Table I shows the SPY‘s (S&P 500 ETF) performance (cumulative returns) since 01/01/1990. Setup 2 represents the long side (long trades only) of the strategy, setup 3 represents the short side (short trades only) of the strategy, and setup 1 the overall stratgey as a combination of long and short trades.
Figure I shows the respective equity curve (setup 2 -longs only- and setup 3 -shorts only-) from 01/01/1990 to 12/31/1999.
Figure II shows the equity curve, now including setup 1 as the combination of long and shorts, from 01/01/1990 to 12/31/1999.

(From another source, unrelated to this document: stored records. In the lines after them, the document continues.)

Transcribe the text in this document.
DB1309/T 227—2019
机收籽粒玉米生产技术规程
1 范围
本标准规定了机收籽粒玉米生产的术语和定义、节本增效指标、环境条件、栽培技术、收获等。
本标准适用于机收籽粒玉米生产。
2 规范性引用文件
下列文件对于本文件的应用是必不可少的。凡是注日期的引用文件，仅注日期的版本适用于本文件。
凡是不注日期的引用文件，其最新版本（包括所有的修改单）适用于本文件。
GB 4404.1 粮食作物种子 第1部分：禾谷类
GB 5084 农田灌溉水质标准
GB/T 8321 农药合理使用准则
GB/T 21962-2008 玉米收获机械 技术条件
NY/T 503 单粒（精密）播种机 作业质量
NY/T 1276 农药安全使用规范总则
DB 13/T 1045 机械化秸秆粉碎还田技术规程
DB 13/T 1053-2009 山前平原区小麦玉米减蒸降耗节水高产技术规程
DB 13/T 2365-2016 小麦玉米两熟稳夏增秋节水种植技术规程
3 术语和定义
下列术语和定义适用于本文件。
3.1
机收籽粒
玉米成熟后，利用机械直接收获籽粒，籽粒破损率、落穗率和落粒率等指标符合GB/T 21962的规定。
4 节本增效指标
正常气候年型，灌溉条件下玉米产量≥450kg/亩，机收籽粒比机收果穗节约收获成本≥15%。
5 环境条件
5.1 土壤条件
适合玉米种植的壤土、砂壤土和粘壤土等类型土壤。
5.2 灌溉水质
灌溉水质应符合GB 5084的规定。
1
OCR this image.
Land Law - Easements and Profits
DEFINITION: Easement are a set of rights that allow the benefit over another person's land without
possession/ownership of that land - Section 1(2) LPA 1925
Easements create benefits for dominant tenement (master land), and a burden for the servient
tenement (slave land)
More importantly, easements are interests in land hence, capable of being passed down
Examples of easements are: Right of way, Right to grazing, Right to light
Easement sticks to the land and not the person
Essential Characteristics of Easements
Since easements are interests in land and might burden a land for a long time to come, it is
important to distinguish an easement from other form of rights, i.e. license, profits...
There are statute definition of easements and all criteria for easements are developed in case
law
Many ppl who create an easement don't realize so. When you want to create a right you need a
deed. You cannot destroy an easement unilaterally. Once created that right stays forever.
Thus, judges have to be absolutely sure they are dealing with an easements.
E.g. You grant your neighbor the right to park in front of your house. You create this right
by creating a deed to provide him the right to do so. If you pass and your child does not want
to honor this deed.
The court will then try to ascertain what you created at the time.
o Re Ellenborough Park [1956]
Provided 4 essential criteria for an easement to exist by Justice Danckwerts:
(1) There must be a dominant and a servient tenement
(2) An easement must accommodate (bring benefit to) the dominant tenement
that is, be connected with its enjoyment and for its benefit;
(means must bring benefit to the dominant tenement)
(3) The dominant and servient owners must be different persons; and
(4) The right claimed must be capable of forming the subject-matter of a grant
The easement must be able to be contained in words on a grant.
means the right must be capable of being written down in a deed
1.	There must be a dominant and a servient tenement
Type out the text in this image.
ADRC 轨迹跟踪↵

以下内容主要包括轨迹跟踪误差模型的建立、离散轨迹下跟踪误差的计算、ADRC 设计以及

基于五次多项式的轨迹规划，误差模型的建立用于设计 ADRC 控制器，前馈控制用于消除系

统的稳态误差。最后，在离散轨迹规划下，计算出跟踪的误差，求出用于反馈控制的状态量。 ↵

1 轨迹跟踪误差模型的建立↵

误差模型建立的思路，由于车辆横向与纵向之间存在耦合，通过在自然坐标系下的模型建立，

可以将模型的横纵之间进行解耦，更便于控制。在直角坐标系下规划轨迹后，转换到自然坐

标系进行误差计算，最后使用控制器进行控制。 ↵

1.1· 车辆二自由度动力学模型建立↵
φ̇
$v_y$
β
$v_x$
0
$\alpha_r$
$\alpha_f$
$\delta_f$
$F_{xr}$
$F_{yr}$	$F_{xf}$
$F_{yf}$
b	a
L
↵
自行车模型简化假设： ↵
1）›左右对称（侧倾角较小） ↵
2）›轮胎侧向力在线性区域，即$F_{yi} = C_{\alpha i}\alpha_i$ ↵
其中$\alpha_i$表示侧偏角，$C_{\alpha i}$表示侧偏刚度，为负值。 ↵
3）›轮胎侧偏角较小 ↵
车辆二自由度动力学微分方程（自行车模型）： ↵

Figure III shows the respective equity curve (setup 2 -longs only- and setup 3 -shorts only-) from 01/01/2000 to 12/18/2009 (the SPY’s equity curve is the thin black line at and around the 0%-line).
Table II shows the SPY‘s (S&P 500 ETF) performance (cumulative returns) since 01/01/2009 (year-to-date). Setup 2 represents the long side (long trades only) of the strategy, setup 3 represents the short side (short trades only) of the strategy, and setup 1 the overall stratgey as a combination of long and short trades.
Accordingly figure IV shows the respective year-to-date (01/01/2009 to 12/18/2009) equity curve.
Disclaimer: No position in the securities mentioned in this post at time of writing.
The information on this site is provided for statistical and informational purposes only. Nothing herein should be interpreted or regarded as personalized investment advice or to state or imply that past results are an indication of future performance. The author of this website is not a licensed financial advisor and will not accept liability for any loss or damage, including without limitation to, any loss of profit, which may arise directly or indirectly from use of or reliance on the content of this website(s). Under no circumstances does this information represent an advice or recommendation to buy, sell or hold any security.